A hacker has invaded a UNLV server containing thousands of records with foreign students' information, UNLV officials announced Friday.
University of Nevada, Las Vegas computer analysts were conducting a routine security check on network activity when they found a hacker accessing the Student and Exchange Visitor Information System, also known as SEVIS.
"We're not sure that he got very far with it. We caught him in the middle of it and took the server off-line, so we're not sure if he got much and how much it is," said Johnie Sullivan, UNLV information security officer and a former FBI computer security specialist.
University officials declined to detail specifics about the attack such as when it happened. But they said the hacker could have accessed the records of as many as 5,000 former and current UNLV international students. The FBI is investigating the incident.

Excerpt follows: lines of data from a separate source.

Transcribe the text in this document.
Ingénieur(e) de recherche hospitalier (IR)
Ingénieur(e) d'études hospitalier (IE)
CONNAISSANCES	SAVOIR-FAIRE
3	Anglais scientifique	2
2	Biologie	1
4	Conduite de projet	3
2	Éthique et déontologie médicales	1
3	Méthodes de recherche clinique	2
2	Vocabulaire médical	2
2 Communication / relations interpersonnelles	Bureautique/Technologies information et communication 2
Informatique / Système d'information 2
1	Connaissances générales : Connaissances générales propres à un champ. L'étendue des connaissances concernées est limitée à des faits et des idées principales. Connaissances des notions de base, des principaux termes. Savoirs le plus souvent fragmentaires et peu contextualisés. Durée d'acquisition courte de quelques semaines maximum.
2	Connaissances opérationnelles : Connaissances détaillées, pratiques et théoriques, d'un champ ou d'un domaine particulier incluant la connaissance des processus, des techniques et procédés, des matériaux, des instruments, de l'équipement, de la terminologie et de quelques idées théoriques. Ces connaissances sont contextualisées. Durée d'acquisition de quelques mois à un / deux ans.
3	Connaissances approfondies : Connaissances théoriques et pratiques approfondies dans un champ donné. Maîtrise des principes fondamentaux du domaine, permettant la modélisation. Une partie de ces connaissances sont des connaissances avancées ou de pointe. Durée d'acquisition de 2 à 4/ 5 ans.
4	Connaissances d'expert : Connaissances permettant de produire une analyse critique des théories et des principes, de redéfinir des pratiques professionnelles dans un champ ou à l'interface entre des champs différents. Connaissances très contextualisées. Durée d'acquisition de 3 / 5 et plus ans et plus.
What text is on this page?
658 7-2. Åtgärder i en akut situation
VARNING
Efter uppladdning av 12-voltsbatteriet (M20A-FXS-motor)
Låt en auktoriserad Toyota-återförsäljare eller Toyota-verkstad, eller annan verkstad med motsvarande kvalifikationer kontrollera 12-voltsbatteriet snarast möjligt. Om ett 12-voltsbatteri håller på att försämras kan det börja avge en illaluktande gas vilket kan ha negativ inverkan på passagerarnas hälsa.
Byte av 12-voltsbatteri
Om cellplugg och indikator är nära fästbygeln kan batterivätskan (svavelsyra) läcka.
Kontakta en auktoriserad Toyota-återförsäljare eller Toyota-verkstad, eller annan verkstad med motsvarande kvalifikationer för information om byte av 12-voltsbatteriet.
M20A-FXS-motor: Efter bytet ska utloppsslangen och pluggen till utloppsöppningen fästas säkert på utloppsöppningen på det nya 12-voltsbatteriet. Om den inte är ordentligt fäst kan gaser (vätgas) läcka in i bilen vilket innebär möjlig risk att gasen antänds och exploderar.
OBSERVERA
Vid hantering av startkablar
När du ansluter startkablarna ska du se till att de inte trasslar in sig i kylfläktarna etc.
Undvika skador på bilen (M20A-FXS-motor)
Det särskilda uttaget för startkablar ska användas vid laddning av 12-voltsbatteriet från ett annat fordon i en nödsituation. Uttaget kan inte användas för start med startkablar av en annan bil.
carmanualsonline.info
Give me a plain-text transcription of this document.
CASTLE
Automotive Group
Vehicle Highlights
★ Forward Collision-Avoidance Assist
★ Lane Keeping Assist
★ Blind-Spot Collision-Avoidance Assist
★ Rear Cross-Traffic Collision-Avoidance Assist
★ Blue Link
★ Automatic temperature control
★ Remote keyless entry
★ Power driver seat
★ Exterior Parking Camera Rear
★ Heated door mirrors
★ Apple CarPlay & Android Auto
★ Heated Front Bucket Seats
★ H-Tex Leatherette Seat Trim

Analysts have determined the suspect is not a university student or employee. Sullivan said this is the first major hack UNLV has experienced on a student data server, Sullivan said.
They're treating the incident as a possible identity theft case, he said. The office of International Students and Scholars on campus sent an e-mail to all students and scholars in the database to refer them to identity theft protection Web sites.
Those who believe they might be a victim can contact the Federal Trade Commission at www.consumer.gov/idtheft or call 1-877-ID-THEFT.
UNLV staff also is working with students face to face, said Rebecca Mills, vice president of student life.
The U.S. Citizenship and Immigration Services uses SEVIS, an Internet-based system, to maintain current information on nonimmigrant students, exchange visitors and their dependents.
The program, which is part of the Department of Homeland Security, tracks information such as foreign student enrollments, visa status, course load, address and name changes, and off-campus employment. After Sept. 11, 2001, universities, colleges and flight schools have been required to use SEVIS to help prevent terrorists from entering the country as students.
Sullivan said the hacker was storing potentially stolen data from somewhere else on the UNLV server and attempting to download university data when he was caught. The old server went to the FBI crime lab and a new server is up and running, he said.